Blog

Budget for you

Why Budget?

Ashwin Dhanesha

Ashwin Dhanesha , CPA, EA, CFP, PFS, CFA, MBA |

[addtoany]

Your budget is a blueprint of how you are going to spend and save your income over the next 12 to 24 months. Your budget not only helps you maximize and prioritize your current finances, gaining clarity and control over them, but also serves as a foundational building block for your short-term and long-term financial goals.

A well thought out budget can help you in the following ways:

Reveal waste – Creating a budget requires projecting your future expenses based on the analysis of your past spending patterns. During the analysis, you may find that some of the discretionary expenditures were wasteful or unnecessary in nature. These may include late fees, penalties, interests, recurring automatic charges for useless memberships and services, excessive dine-outs, and unusually high spending on clothes, accessories and other personal items. Budgeting can help you minimize, or in some cases, even eliminate such wasteful expenses.
Set priorities – Your budget is your spending plan.
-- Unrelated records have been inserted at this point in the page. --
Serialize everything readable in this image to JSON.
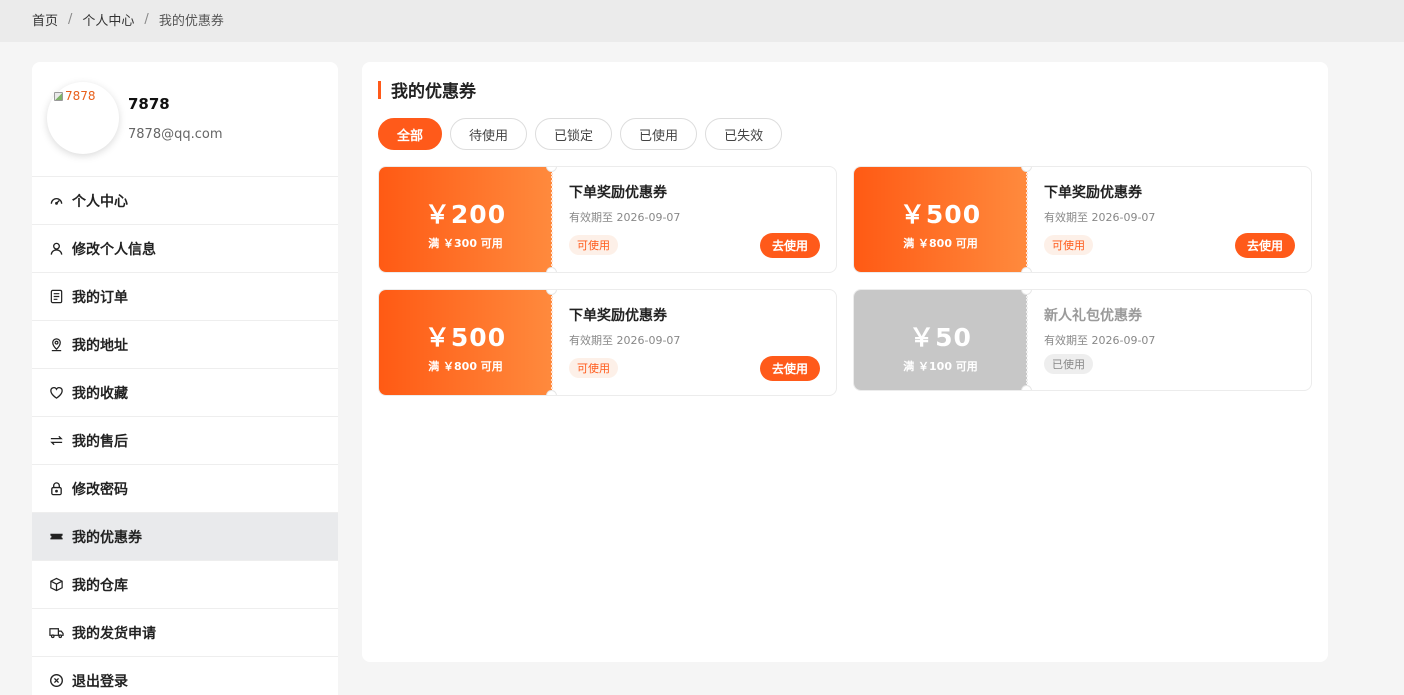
{
  "breadcrumb": {
    "home": "首页",
    "sep1": "/",
    "center": "个人中心",
    "sep2": "/",
    "current": "我的优惠券"
  },
  "profile": {
    "avatar_alt": "7878",
    "username": "7878",
    "email": "7878@qq.com"
  },
  "menu": [
    {
      "label": "个人中心",
      "icon": "dashboard-icon"
    },
    {
      "label": "修改个人信息",
      "icon": "user-icon"
    },
    {
      "label": "我的订单",
      "icon": "document-icon"
    },
    {
      "label": "我的地址",
      "icon": "location-icon"
    },
    {
      "label": "我的收藏",
      "icon": "heart-icon"
    },
    {
      "label": "我的售后",
      "icon": "swap-icon"
    },
    {
      "label": "修改密码",
      "icon": "lock-icon"
    },
    {
      "label": "我的优惠券",
      "icon": "ticket-icon",
      "active": true
    },
    {
      "label": "我的仓库",
      "icon": "box-icon"
    },
    {
      "label": "我的发货申请",
      "icon": "truck-icon"
    },
    {
      "label": "退出登录",
      "icon": "close-circle-icon"
    }
  ],
  "main": {
    "title": "我的优惠券",
    "tabs": [
      {
        "label": "全部",
        "active": true
      },
      {
        "label": "待使用"
      },
      {
        "label": "已锁定"
      },
      {
        "label": "已使用"
      },
      {
        "label": "已失效"
      }
    ]
  },
  "coupons": [
    {
      "amount": "￥200",
      "min_spend": "满 ￥300 可用",
      "name": "下单奖励优惠券",
      "expiry": "有效期至 2026-09-07",
      "status": "可使用",
      "action": "去使用"
    },
    {
      "amount": "￥500",
      "min_spend": "满 ￥800 可用",
      "name": "下单奖励优惠券",
      "expiry": "有效期至 2026-09-07",
      "status": "可使用",
      "action": "去使用"
    },
    {
      "amount": "￥500",
      "min_spend": "满 ￥800 可用",
      "name": "下单奖励优惠券",
      "expiry": "有效期至 2026-09-07",
      "status": "可使用",
      "action": "去使用"
    },
    {
      "amount": "￥50",
      "min_spend": "满 ￥100 可用",
      "name": "新人礼包优惠券",
      "expiry": "有效期至 2026-09-07",
      "status": "已使用"
    }
  ],
  "colors": {
    "accent": "#ff5a1a",
    "disabled": "#c7c7c7"
  }
}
Forecasting your spending requires you to identify your financial priorities, and allocate your finite income amongst various spending and saving categories accordingly. For example, budgeting makes you choose between whether to spend on a cup of coffee every day, or buy a life insurance policy; dine out every weekend, or pay down your credit card debt; and go vacationing overseas every year, or save for retirement. Budgeting can help you spend your money on the things that are important to you, now, and in the future.
Control spending – Following a budget requires you to limit your expenses as per the plan and avoid any unplanned expenses. Your budget tracks your expenses against the plan, and alerts you when you overspend on a budgeted item or spend any amount at all on a non-budgeted item, so that you can take corrective actions. For example, if you budgeted $2,000 for your family vacation, your budget will hold you to that commitment, and require you to either limit your spending on your family vacation to $2,000 or cut some other discretionary spending to make up for the overspending, if any.
Reduce stress – Budgeting helps you plan and prepare for most of your expenses over the next one to two years. When annual expenses are budgeted each month, sufficient funds will exist to pay the bill when it becomes due. This saves you the stress of suddenly having to adjust to lack of funds because you did not initially plan on how to spend them. Budgeting gives you a clear picture of your overall finances and provides control over how your money is spent, which, in turn, gives you the peace of mind you need regarding your financial future.
Improve relationships – Money can cause a lot of stress in a relationship. Creating a budget in tandem with your spouse will avoid conflicts and resolve personal differences on how your money is spent. There will be no more back and forth after-the-fact about why one of you “wasted” money on something, and no sticker shock when you get the credit card bill. Budgeting promotes teamwork for common financial goals, and prevents conflict on how the money is used.
Reach financial goals – No matter your financial goals – paying down debts, building wealth, saving for your kids’ college and your retirement, buying a vacation home, or anything else – budgeting is often the first step in your journey towards achieving them. Following a budget helps you prioritize and control your spending, enabling you to save for your financial goals. It provides you the discipline, focus, and commitment you need to achieve your financial destiny.
Budgeting is the most basic and the most effective tool for managing your money. Creating and following a budget involves self-discipline and sacrifice, but it will help you develop wise spending habits to better manage your finances, now and into the future.